OVERDRIVE | Overdrive
Filmische Qualität:   
Regie: Antonio Negret
Darsteller: Scott Eastwood, Freddie Thorp, Clemens Schick, Anna de Armas, Gaia Weiss, Simon Abkarian
Land, Jahr: USA 2017
Laufzeit: 99 Minuten
Genre:
Publikum: ab 12 Jahren
Einschränkungen: G
im Kino: 6/2017
Auf DVD: 10/2017


José Garcia
Foto: universum

Die "Gaunerkomödie", die als Filmgenre insbesondere in den 1950er bis 1970er Jahren ihren Höhepunkt erlebte, brachte immer wieder interessante Filmcharaktere hervor. Unter diesen "sympathischen Gaunern" ragen etwa Cary Grant als Diamantendieb in "Über den Dächern von Nizza" (Alfred Hitchcock, 1955), Audrey Hepburn und Peter OToole in "Wie klaut man eine Million" (William Wyler, 1966), Jean-Paul Belmondo und David Niven in "Das Superhirn" (Gérard Oury, 1969) sowie Robert Redford und Paul Newman in "Der Clou" (George Roy Hill, 1973) heraus. Eine Art Renaissance erlebte dieses Filmgenre vor fünfzehn Jahren mit Steven Spielbergs "Catch me if you can" (2002).

Im nun anlaufenden Spielfilm "Overdrive" verkörpern zwei Hollywood-Jungschauspieler ein "Meisterdieb"-Duo, das sich auf den Diebstahl von Luxus-Sportwagen spezialisiert hat: Die Halbbrüder Andrew (Scott Eastwood) und Garrett Foster (Freddie Thorp) reisen an die französische Riviera, um für einen finanzkräftigen Kunden einen Bugatti 1937 zu stehlen. In einer spektakulären Action-Sequenz gelingt es zwar ihnen, aus einem im rasanten Tempo über die Autobahn fahrenden Lastkraftwagen das sündhaft teure Sammlerstück zu entwenden. Damit haben jedoch für die beiden die Schwierigkeiten erst begonnen. Denn der Sportwagen gehört einem lokalen Gangster, Jacomo Mornier (Simon Abkarian), der die Halbbrüder ganz leicht schnappt. Notgedrungen gehen die beiden Diebe mit Mornier einen Pakt ein: Sie behalten ihr Leben, wenn sie für den Gangster in kürzester Zeit ein besonderes Auto von Morniers Erzfeind Max Klemp (Clemens Schick) stehlen, einen 1962er Ferrari 250 GTO. Sie haben nur wenige Tage Zeit, um ein Team zusammenzustellen, mit dem der Coup gelingen kann. So geraten die Meisterdiebe in Konkurrenzkampf um Marseille zwischen dem etablierten Mafiaboss und dem deutschen Klemp, der sich erst kürzlich an der Riviera niedergelassen hat.

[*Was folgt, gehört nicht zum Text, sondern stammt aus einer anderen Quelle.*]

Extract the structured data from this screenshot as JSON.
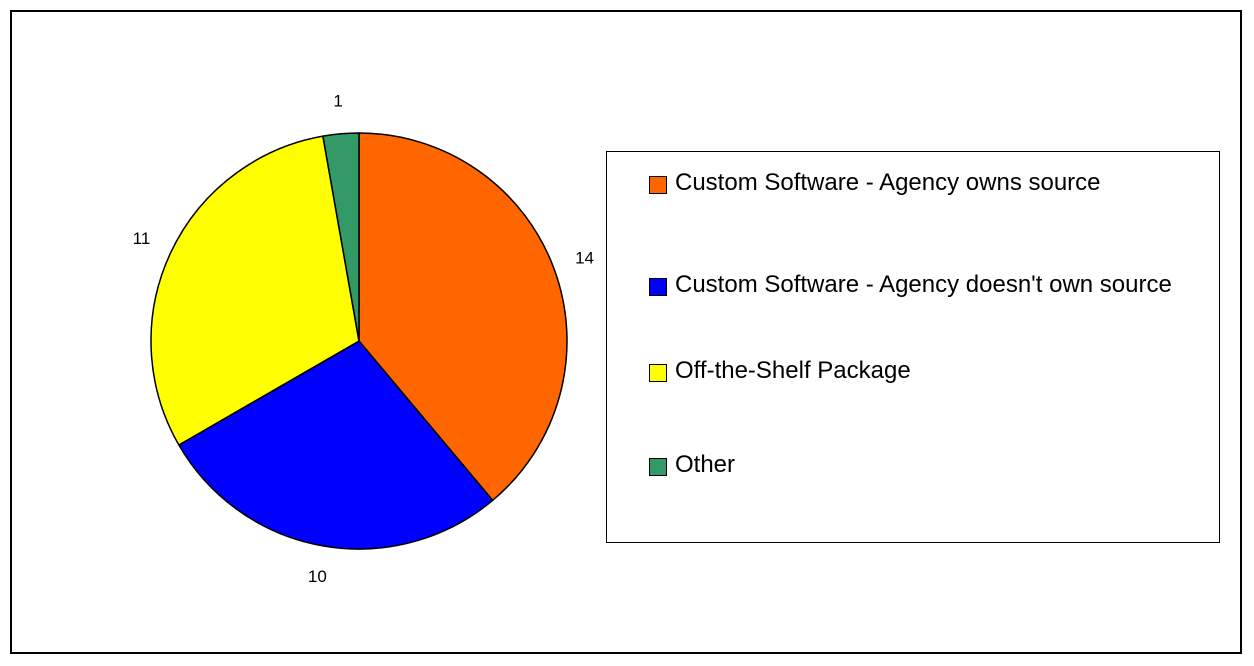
{
  "chart_data": {
    "type": "pie",
    "title": "",
    "slices": [
      {
        "label": "Custom Software - Agency owns source",
        "value": 14,
        "color": "#FF6600"
      },
      {
        "label": "Custom Software - Agency doesn't own source",
        "value": 10,
        "color": "#0000FF"
      },
      {
        "label": "Off-the-Shelf Package",
        "value": 11,
        "color": "#FFFF00"
      },
      {
        "label": "Other",
        "value": 1,
        "color": "#339966"
      }
    ],
    "data_labels": [
      "14",
      "10",
      "11",
      "1"
    ],
    "start_angle_deg": 0,
    "direction": "clockwise",
    "legend": {
      "placement": "right"
    }
  }
}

In genretypischer Manier ? der Zuschauer kennt es beispielsweise aus Steven Soderberghs "Ocean´s Eleven" (2001) ? zeichnet das Drehbuch von Michael Brandt und Derek Haas das Anheuern der jeweiligen Spezialisten in einer schnellgeschnittenen Sequenz nach. Zum Team gehören darüber hinaus zwei Frauen: Stepahnie (Ana de Armas) und Devin (Gaia Weiss) stellen dabei im Zeitalter der Gleichberechtigung nicht nur schönes Beiwerk dar. Sie erweisen sich als ebenbürtige Partnerinnen. Dafür wirken die Figurenzeichnungen des französischen Mafiabosses Jacomo Mornier und des deutschen Emporkömmlings Max Klemp klischeehaft, ja teilweise als Karikatur der genretypischen Figuren.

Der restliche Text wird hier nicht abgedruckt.